Doug Emhoff might be a high-powered Hollywood attorney, but when it comes to his relationship with Democratic VP contender Kamala Harris, he is clear about what his priority will be if she wins the elections. In an online "Ask a Grown-up" session sponsored by Fatherly, a 9-year-old named Atticus asked Emhoff what he would do if Harris won. "Well, first I'd say 'Yay!”" Emhoff replied in the exchange which aired on Instagram. "And then I'm just gonna do what I always do, Atticus. I'm going to support her because it's really important for men and even young boys to support the strong and wonderful women in their [lives], and I'm going to do that, and I hope you do that too."

This isn't the first time Emhoff has said his first job would be to support his wife. During a virtual forum for a group that advocates paid family and caregiver leave, Emhoff told attendees that he had one task on hand. "I'm doing what I always do: supporting Kamala, being there for her, loving her, and giving her whatever support she needs," he said (via The Washington Post). 

Doug Emhoff is vague about his future plans

Emhoff has been vague what his post election plans are, particularly if they involve working in a Biden White House.
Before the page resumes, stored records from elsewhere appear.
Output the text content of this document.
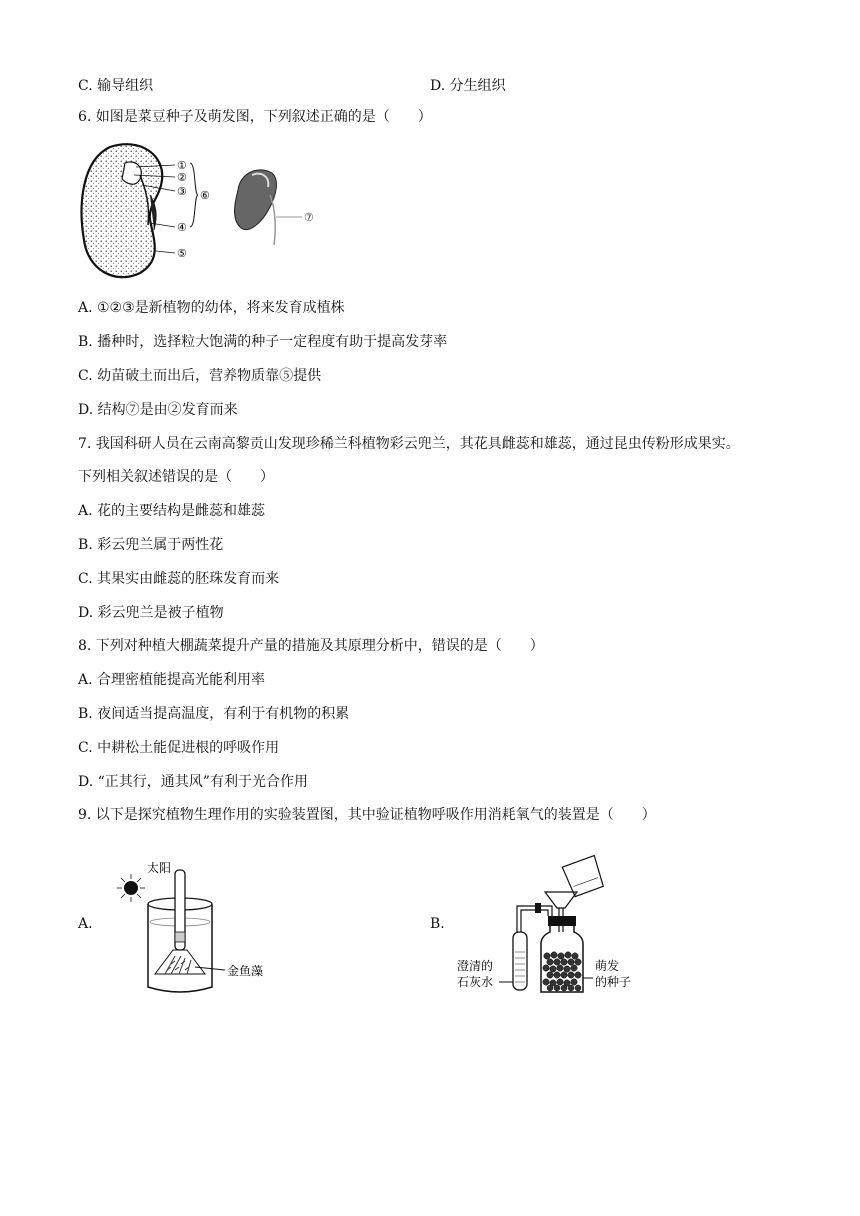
C. 输导组织	D. 分生组织
6. 如图是菜豆种子及萌发图，下列叙述正确的是（　　）
①
②
③
④
⑤
⑥
⑦
A. ①②③是新植物的幼体，将来发育成植株
B. 播种时，选择粒大饱满的种子一定程度有助于提高发芽率
C. 幼苗破土而出后，营养物质靠⑤提供
D. 结构⑦是由②发育而来
7. 我国科研人员在云南高黎贡山发现珍稀兰科植物彩云兜兰，其花具雌蕊和雄蕊，通过昆虫传粉形成果实。
下列相关叙述错误的是（　　）
A. 花的主要结构是雌蕊和雄蕊
B. 彩云兜兰属于两性花
C. 其果实由雌蕊的胚珠发育而来
D. 彩云兜兰是被子植物
8. 下列对种植大棚蔬菜提升产量的措施及其原理分析中，错误的是（　　）
A. 合理密植能提高光能利用率
B. 夜间适当提高温度，有利于有机物的积累
C. 中耕松土能促进根的呼吸作用
D. “正其行，通其风”有利于光合作用
9. 以下是探究植物生理作用的实验装置图，其中验证植物呼吸作用消耗氧气的装置是（　　）
A.	B.
太阳
金鱼藻	澄清的
石灰水
萌发
的种子
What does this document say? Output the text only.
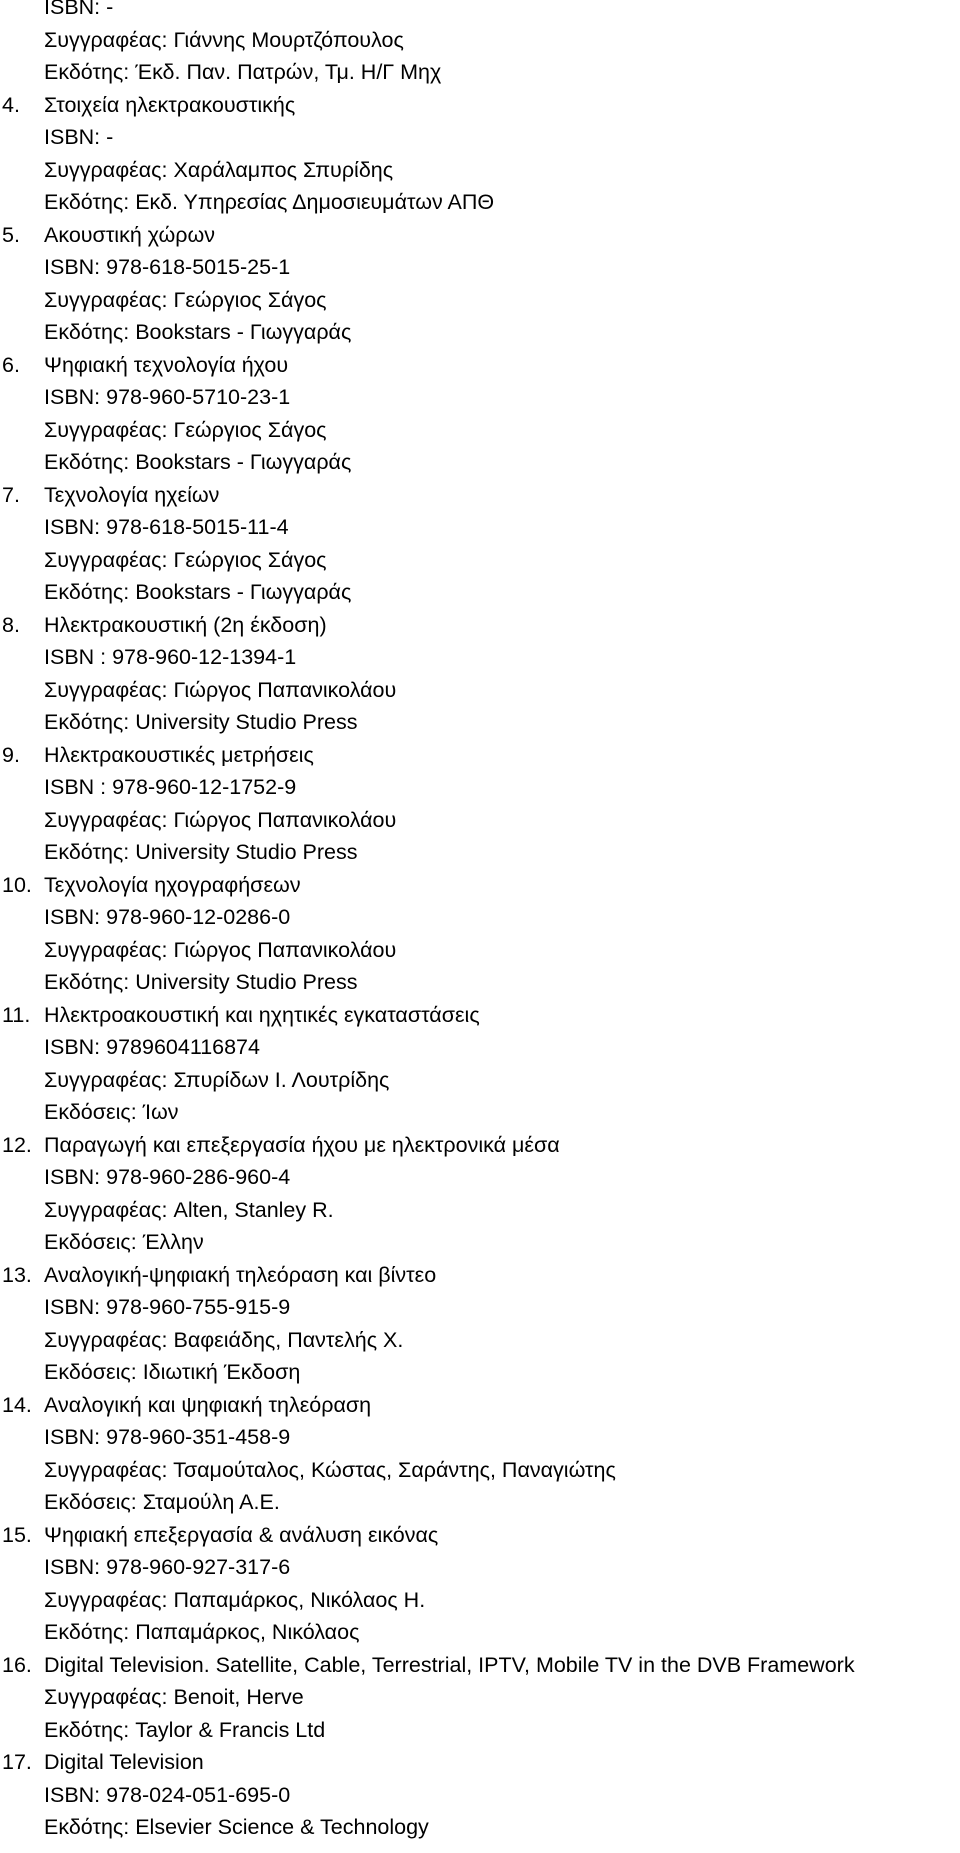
ISBN: -
Συγγραφέας: Γιάννης Μουρτζόπουλος
Εκδότης: Έκδ. Παν. Πατρών, Τμ. Η/Γ Μηχ
4.	Στοιχεία ηλεκτρακουστικής
ISBN: -
Συγγραφέας: Χαράλαμπος Σπυρίδης
Εκδότης: Εκδ. Υπηρεσίας Δημοσιευμάτων ΑΠΘ
5.	Ακουστική χώρων
ISBN: 978-618-5015-25-1
Συγγραφέας: Γεώργιος Σάγος
Εκδότης: Bookstars - Γιωγγαράς
6.	Ψηφιακή τεχνολογία ήχου
ISBN: 978-960-5710-23-1
Συγγραφέας: Γεώργιος Σάγος
Εκδότης: Bookstars - Γιωγγαράς
7.	Τεχνολογία ηχείων
ISBN: 978-618-5015-11-4
Συγγραφέας: Γεώργιος Σάγος
Εκδότης: Bookstars - Γιωγγαράς
8.	Ηλεκτρακουστική (2η έκδοση)
ISBN : 978-960-12-1394-1
Συγγραφέας: Γιώργος Παπανικολάου
Εκδότης: University Studio Press
9.	Ηλεκτρακουστικές μετρήσεις
ISBN : 978-960-12-1752-9
Συγγραφέας: Γιώργος Παπανικολάου
Εκδότης: University Studio Press
10. Τεχνολογία ηχογραφήσεων
ISBN: 978-960-12-0286-0
Συγγραφέας: Γιώργος Παπανικολάου
Εκδότης: University Studio Press
11. Ηλεκτροακουστική και ηχητικές εγκαταστάσεις
ISBN: 9789604116874
Συγγραφέας: Σπυρίδων Ι. Λουτρίδης
Εκδόσεις: Ίων
12. Παραγωγή και επεξεργασία ήχου με ηλεκτρονικά μέσα
ISBN: 978-960-286-960-4
Συγγραφέας: Alten, Stanley R.
Εκδόσεις: Έλλην
13. Αναλογική-ψηφιακή τηλεόραση και βίντεο
ISBN: 978-960-755-915-9
Συγγραφέας: Βαφειάδης, Παντελής Χ.
Εκδόσεις: Ιδιωτική Έκδοση
14. Αναλογική και ψηφιακή τηλεόραση
ISBN: 978-960-351-458-9
Συγγραφέας: Τσαμούταλος, Κώστας, Σαράντης, Παναγιώτης
Εκδόσεις: Σταμούλη Α.Ε.
15. Ψηφιακή επεξεργασία & ανάλυση εικόνας
ISBN: 978-960-927-317-6
Συγγραφέας: Παπαμάρκος, Νικόλαος Η.
Εκδότης: Παπαμάρκος, Νικόλαος
16. Digital Television. Satellite, Cable, Terrestrial, IPTV, Mobile TV in the DVB Framework
Συγγραφέας: Benoit, Herve
Εκδότης: Taylor & Francis Ltd
17. Digital Television
ISBN: 978-024-051-695-0
Εκδότης: Elsevier Science & Technology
He's raised the idea of doing pro-bono legal work, and he's talked about working with the administration to help reunite the deeply divided country (via The Washington Post).

But the Hollywood lawyer has been clear about the fact that he has no plans to act as an adviser if she wins. "I'm her husband, that's it," Emhoff tells People. "She's got plenty of great people giving her political advice," Emhoff continues. "I'm her partner, I'm her best friend and I'm her husband. And that's what I'm here for. I'm here to have her back." 

Whether he'll eventually offer her advice on how to get her job done is something they'll work out on their own. But for now, Kamala Harris says the key is that they both listen to each other. "When we do have dinner together — it depends, because we're going to different states a lot— we meet up at night. Sometimes, it's very late at night and one of us is scarfing down food that the other has prepared," Harris says. "It has been often the case that one of us is eating at the table while the other is bringing the food and then listening to the day."